El 1ro de Mayo de conmemora el Día Internacional de la Clase Obrera, en reivindicación de la lucha y organización de la clase trabajadora contra la explotación capitalista. En particular, se retoma a los “mártires de Chicago”, obreros que fueron enjuiciados, injustamente, en 1886 tras encabezar protestas para disminuir de 12 a 8 horas la jornada de trabajo.
La violencia con la que responden los burgueses y los gobiernos contra las demandas por reducir la jornada de trabajo, demuestran que en ella se condensa la lucha entre la clase obrera y la capitalista. Fue Carlos Marx quien estudió y desentrañó, en El Capital y otros textos, el funcionamiento del modo de producción capitalista. En particular, en el Capítulo VI del Tomo I, analizó la jornada de trabajo, desnudando su esencia.
En primer lugar, Marx descubre que la jornada de trabajo se divide en dos partes: tiempo necesario y tiempo excedente. El primero, es el tiempo en el cual el obrero produce el equivalente a su salario, mientras que el segundo es el tiempo en el que produce plusvalía o la ganancia que se apropia el capitalista, sin que le haya costado nada.

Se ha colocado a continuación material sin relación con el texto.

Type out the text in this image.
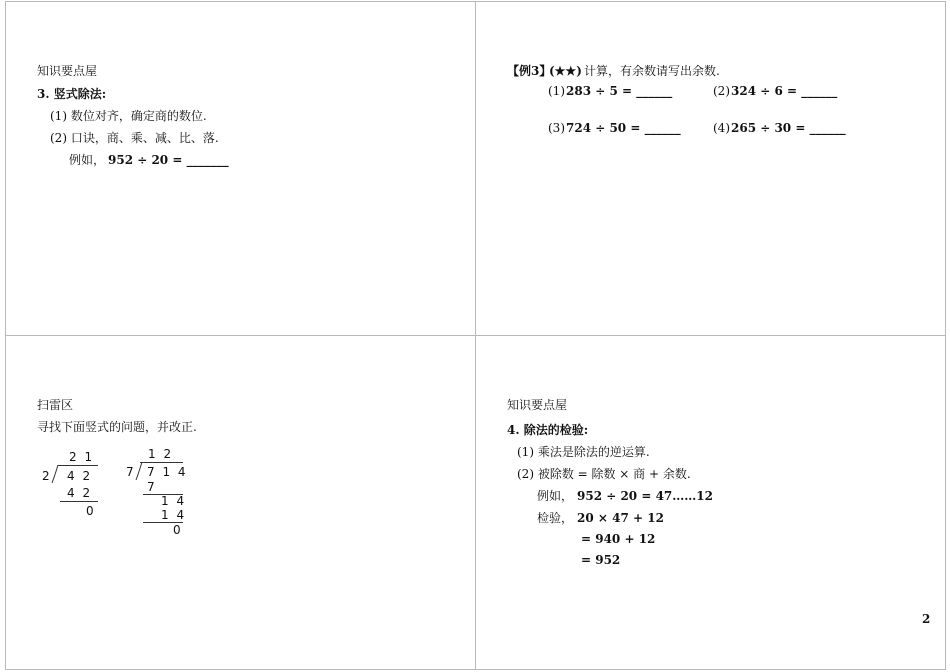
知识要点屋
3. 竖式除法:
(1) 数位对齐，确定商的数位.
(2) 口诀，商、乘、减、比、落.
例如， 952 ÷ 20 = _______
【例3】
(★★) 计算，有余数请写出余数.
(1) 283 ÷ 5 = ______	(2) 324 ÷ 6 = ______
(3) 724 ÷ 50 = ______	(4) 265 ÷ 30 = ______
扫雷区
寻找下面竖式的问题，并改正.
2 1
2 4 2
4 2
0
1 2
7 7 1 4
7
1 4
1 4
0
知识要点屋
4. 除法的检验:
(1) 乘法是除法的逆运算.
(2) 被除数 = 除数 × 商 + 余数.
例如， 952 ÷ 20 = 47……12
检验， 20 × 47 + 12
= 940 + 12
= 952
2
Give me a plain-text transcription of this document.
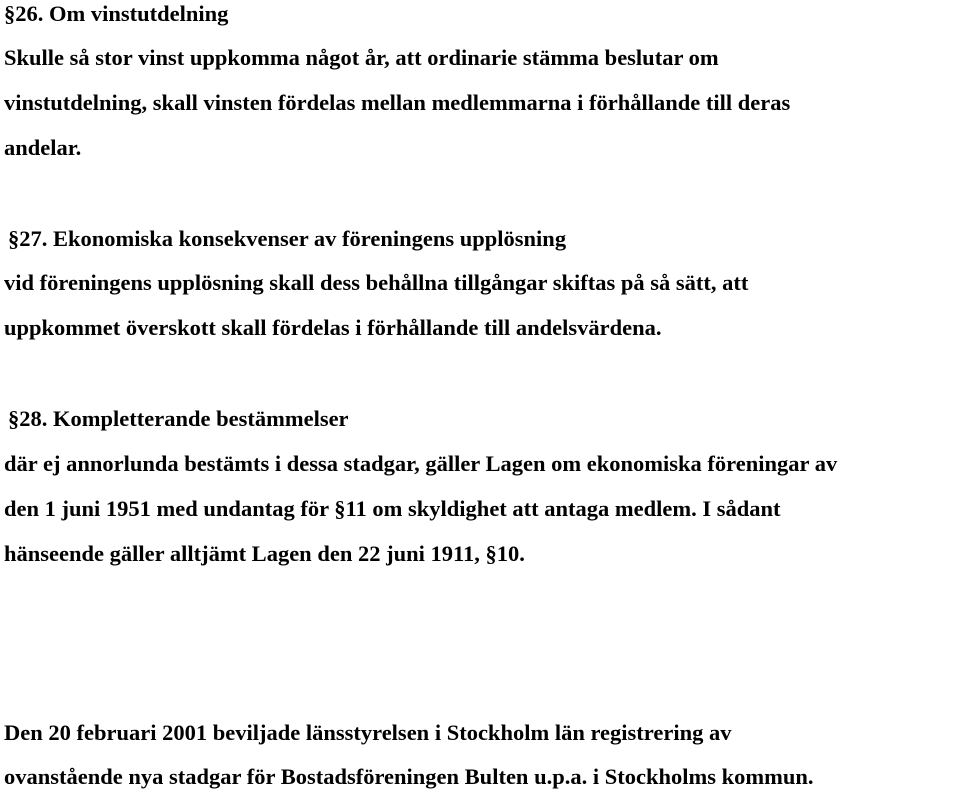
§26. Om vinstutdelning
Skulle så stor vinst uppkomma något år, att ordinarie stämma beslutar om
vinstutdelning, skall vinsten fördelas mellan medlemmarna i förhållande till deras
andelar.
§27. Ekonomiska konsekvenser av föreningens upplösning
vid föreningens upplösning skall dess behållna tillgångar skiftas på så sätt, att
uppkommet överskott skall fördelas i förhållande till andelsvärdena.
§28. Kompletterande bestämmelser
där ej annorlunda bestämts i dessa stadgar, gäller Lagen om ekonomiska föreningar av
den 1 juni 1951 med undantag för §11 om skyldighet att antaga medlem. I sådant
hänseende gäller alltjämt Lagen den 22 juni 1911, §10.
Den 20 februari 2001 beviljade länsstyrelsen i Stockholm län registrering av
ovanstående nya stadgar för Bostadsföreningen Bulten u.p.a. i Stockholms kommun.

Marx describe cómo en el capitalismo la fuerza de trabajo del obrero (es decir, su capacidad para trabajar) se convierte en una mercancía. En la jornada de trabajo, pues, se enfrentan el capitalista como “comprador” de esa mercancía y el obrero como “vendedor”.
Mientras el capitalista busca hacer uso y abuso de la “mercancía” que compró por el mayor tiempo posible, el obrero busca administrar su “mercancía”, pues lo que el capitalista gana en trabajo, el obrero lo pierde en sustancia, en tiempo, en vida: “Nos encontramos, pues, entre una antinomia, ante un derecho que se levanta frente a otro, ambos sancionados por igual por la ley del cambio de mercancías. Entre derechos iguales, decide la violencia.” Dice Marx.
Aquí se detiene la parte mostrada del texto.